After reading through this (and related) threads, my personal opinions are:

1. __serialize should return a Lua function (with no upvalues) or code string to recreate the object. That could include eg loops and control flow to deal with recursion. (If you want to unserialize untrusted data, you have a different problem that probably is best handled by an application-specific system.) You're free to dump() the resulting function to a file and load() it later.

2. A __serialize method shouldn't necessarily be a "standard" metamethod (with a particular signature and operation described in the Lua manual), but if someone decides to implement it in their objects, it'd be helpful if it followed a simple interface (such as described above).

3. A __tojson method might be nice too, and serializers could certainly use it.

4. My phone keyboard needs to smarten up.

Notice I'm not using the P-word here :) just throwing ideas at the wall to see what sticks.

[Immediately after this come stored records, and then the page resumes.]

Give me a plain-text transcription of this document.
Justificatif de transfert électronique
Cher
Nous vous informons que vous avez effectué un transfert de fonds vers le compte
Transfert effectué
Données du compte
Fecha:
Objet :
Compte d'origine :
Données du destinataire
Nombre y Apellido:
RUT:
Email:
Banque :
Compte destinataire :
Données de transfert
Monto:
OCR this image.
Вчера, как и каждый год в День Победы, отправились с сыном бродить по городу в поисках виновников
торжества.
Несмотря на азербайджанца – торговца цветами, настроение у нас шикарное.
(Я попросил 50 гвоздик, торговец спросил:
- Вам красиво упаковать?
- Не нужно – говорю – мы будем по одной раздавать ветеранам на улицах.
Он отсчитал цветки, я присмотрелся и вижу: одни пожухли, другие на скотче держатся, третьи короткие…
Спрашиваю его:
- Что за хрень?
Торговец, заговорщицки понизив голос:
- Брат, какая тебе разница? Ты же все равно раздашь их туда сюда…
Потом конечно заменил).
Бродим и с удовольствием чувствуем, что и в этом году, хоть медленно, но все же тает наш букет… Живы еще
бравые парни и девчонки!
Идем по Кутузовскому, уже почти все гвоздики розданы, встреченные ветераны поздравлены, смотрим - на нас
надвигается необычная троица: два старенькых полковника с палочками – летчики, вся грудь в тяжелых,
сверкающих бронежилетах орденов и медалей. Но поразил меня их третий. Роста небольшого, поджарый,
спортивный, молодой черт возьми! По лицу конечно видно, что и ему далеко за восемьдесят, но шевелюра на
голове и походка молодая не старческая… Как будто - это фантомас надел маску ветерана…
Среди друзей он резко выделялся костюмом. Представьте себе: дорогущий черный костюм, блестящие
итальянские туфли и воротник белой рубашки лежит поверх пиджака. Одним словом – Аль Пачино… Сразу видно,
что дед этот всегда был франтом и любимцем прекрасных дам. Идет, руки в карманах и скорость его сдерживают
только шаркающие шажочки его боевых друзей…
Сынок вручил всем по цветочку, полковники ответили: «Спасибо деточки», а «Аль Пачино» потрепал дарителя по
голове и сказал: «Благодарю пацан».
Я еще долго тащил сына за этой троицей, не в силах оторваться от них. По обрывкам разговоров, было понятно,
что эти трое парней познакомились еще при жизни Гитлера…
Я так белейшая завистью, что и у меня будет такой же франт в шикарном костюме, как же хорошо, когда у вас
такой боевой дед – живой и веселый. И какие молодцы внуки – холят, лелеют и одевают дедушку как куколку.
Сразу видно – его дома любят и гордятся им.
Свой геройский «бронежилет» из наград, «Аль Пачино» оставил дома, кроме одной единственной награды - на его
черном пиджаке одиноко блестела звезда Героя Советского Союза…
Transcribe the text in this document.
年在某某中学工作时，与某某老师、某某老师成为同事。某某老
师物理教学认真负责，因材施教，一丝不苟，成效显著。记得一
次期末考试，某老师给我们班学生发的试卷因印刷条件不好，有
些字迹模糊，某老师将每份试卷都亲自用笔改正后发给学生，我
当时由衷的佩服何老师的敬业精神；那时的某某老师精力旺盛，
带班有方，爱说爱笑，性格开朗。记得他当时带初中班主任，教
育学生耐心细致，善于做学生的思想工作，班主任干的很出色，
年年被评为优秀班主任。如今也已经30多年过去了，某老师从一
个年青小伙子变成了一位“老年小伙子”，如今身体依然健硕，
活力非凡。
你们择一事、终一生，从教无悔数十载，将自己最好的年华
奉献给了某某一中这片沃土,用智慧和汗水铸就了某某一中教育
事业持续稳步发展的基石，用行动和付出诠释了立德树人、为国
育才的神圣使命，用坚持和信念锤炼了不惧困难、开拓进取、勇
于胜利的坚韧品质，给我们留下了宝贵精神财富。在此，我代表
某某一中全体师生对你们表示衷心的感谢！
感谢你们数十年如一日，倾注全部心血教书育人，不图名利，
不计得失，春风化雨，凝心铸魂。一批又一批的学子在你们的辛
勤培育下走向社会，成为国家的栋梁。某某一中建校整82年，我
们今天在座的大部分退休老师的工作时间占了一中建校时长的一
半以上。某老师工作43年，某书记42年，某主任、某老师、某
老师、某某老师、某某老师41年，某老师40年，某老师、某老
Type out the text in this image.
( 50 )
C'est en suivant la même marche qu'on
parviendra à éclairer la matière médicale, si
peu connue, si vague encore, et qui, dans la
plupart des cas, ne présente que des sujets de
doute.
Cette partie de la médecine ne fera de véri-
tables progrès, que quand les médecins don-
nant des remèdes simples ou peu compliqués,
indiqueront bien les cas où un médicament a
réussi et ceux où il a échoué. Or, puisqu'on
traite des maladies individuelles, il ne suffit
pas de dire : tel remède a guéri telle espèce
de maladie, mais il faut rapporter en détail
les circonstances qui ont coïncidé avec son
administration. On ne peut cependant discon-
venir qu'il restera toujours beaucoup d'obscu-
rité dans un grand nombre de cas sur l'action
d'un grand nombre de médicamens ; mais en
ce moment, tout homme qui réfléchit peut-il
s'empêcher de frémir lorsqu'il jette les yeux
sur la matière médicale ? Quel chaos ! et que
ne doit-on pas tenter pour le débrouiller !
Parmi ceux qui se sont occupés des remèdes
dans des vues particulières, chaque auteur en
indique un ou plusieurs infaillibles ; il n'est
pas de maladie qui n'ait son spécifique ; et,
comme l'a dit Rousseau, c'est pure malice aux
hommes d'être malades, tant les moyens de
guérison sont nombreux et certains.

Serialization is a hornets nest. I’ve watched literally dozens of well-intentioned attempts and they all ended in major grief (see Jave for a classic example of the mess). There are numerous problems all of which appear deceptively simple to solve:

— How to identify the de-serializer for each type (and avoid collisions)?
— What happens if a de-serializer is missing?
— How to handle different versions (that is, as the formats and pack/unpack code evolves over time)?
— How to handle (and *who* handles) recursive structures and containers?
— If you serialize as binary, how to handle different representations on different platforms
— If you serialize as text, how to handle encoding, particularly for edge cases (e.g. NaN, non-exact floating point as decimal etc etc)

.. and there are many others. Several of our major projects *do* share a common serialization format, but it’s strictly Lua-to-Lua so we can make some assumptions because we carefully restricted the usage domain.

An __serialize standard isn’t going to help unless it can be plugged into a framework that has answered the above issues imho.